I’ve been interested in basic economics for the last 25 years, but frustrated by the technical details (marginal costs, money supply, etc.) that too often scare people away from understanding the most basic forces which propel societies to ever high standards of living. Now, with our country facing tough decisions about our financial future, I decided it was time to stop yelling at the idiots on TV (and giving away all my ideas to talk show hosts) and put the material in a short — less than 100 pages — book that would be approachable by anyone.
I’ll be signing the first 500 copies. The price is $12.95 (including free shipping in the U.S.) You can see all of the chapter first pages at Fundanomics.org. I think this book would be especially valuable to homeschoolers.

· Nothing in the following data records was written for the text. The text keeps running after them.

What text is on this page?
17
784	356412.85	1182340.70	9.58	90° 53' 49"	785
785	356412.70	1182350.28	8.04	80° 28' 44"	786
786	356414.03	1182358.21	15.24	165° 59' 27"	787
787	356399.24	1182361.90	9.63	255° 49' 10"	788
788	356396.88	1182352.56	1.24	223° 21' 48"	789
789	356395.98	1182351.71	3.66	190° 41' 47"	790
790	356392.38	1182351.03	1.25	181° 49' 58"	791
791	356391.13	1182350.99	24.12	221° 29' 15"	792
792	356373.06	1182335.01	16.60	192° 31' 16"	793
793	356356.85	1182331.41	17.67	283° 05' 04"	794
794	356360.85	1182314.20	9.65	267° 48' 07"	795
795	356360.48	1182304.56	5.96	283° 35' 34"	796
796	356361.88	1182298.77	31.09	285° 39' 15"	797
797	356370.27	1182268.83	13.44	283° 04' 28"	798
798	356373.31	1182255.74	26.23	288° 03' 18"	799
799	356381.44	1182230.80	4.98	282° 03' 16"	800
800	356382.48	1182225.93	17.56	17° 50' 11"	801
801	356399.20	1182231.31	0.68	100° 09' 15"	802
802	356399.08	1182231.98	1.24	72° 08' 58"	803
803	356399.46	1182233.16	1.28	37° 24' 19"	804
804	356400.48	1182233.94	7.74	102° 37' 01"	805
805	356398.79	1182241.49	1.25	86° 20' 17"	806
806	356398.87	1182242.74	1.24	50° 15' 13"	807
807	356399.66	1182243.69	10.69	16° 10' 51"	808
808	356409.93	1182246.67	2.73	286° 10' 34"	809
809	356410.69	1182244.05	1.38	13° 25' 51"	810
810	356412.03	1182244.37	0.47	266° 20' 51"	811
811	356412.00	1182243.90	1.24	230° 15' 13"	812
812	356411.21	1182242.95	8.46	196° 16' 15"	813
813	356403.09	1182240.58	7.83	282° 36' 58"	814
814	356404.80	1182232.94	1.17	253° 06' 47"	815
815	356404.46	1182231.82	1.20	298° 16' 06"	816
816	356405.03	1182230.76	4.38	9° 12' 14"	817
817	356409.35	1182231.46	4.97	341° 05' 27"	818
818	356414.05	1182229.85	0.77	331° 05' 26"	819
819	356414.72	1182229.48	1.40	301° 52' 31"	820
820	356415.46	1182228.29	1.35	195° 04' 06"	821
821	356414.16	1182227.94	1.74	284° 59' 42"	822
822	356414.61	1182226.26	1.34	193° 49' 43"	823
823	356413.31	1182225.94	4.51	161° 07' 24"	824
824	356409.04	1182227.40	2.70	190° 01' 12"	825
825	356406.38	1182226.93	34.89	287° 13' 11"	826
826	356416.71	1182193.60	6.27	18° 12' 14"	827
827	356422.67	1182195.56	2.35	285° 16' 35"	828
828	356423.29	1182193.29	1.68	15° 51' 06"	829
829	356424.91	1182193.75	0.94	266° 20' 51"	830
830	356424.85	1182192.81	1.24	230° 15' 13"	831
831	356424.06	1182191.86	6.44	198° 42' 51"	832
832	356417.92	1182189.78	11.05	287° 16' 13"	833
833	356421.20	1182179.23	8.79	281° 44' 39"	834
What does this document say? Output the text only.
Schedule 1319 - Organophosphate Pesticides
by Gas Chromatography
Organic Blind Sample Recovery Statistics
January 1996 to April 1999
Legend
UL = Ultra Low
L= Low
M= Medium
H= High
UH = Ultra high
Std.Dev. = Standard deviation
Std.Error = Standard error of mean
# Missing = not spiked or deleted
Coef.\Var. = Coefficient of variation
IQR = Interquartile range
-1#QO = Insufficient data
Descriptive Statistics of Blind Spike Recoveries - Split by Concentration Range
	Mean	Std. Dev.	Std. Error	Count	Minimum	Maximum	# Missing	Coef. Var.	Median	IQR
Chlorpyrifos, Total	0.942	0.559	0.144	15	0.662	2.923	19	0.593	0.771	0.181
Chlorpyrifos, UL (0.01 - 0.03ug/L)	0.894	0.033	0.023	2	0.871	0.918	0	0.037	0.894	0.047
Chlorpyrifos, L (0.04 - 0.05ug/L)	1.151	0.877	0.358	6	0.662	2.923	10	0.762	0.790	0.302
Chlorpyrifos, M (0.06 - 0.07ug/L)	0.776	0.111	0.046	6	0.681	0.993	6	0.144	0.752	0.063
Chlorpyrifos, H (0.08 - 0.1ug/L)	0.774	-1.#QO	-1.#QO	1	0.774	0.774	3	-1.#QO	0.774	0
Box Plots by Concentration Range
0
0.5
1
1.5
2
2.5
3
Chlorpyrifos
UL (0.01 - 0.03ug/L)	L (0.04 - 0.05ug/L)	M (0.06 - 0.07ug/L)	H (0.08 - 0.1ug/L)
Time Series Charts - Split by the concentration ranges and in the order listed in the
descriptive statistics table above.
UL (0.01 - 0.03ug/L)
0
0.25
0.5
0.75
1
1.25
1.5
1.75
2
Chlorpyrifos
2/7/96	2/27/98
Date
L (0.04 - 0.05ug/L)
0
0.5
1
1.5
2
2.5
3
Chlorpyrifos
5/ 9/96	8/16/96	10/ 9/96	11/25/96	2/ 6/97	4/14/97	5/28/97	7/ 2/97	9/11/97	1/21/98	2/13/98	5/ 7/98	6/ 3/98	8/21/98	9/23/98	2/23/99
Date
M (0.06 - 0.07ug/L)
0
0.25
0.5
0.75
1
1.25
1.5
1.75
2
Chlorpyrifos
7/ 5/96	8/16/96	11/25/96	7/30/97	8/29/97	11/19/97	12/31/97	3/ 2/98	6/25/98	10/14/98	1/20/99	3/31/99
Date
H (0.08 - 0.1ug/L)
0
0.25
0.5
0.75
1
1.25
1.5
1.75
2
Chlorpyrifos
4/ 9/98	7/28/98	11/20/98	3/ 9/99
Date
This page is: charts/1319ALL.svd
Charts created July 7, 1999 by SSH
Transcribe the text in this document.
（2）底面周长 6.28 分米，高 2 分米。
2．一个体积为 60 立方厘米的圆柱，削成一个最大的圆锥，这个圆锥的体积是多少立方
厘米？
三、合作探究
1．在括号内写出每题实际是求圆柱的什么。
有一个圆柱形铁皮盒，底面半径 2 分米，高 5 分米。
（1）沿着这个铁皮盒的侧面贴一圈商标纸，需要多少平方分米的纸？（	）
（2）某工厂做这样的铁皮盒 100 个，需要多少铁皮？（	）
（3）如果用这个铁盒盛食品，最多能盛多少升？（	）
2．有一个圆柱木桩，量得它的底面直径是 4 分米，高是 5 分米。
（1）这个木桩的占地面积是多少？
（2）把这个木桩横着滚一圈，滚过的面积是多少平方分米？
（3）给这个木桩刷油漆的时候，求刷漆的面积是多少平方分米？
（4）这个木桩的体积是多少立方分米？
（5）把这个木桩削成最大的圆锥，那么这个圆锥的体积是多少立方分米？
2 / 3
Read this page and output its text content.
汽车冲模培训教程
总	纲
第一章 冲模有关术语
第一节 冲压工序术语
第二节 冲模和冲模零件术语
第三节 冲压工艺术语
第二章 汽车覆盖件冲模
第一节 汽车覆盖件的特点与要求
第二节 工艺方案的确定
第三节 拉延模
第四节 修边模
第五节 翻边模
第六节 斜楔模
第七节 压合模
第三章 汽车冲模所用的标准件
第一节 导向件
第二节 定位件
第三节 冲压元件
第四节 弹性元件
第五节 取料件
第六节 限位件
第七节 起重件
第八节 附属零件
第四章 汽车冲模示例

(NOTE REGARDING COMMENTS, BELOW: In response to a comment that it was ironic for a scientist whose research is 100% funded by the U.S. Government to be against wasteful government spending, my statement that “I view my job a little like a legislator” has caused quite a stir, especially over at ThinkProgress. This was a rather poor analogy…my point was that a federally-funded person like myself can be against excess government spending, just as some federally-funded legislators are, that’s all. I did not mean to imply I wanted to be a de facto legislator. The context of the full comment, below, should have made that clear.
And, once again, ThinkProgress reveals the hypocrisy of those who think its OK for Al Gore to play a climate scientist, or NASA’s James Hansen to actively campaign for Malthusian energy policy changes and for presidential candidates – in violation of the Hatch Act, as NASA employees are told during their annual ethics training classes.)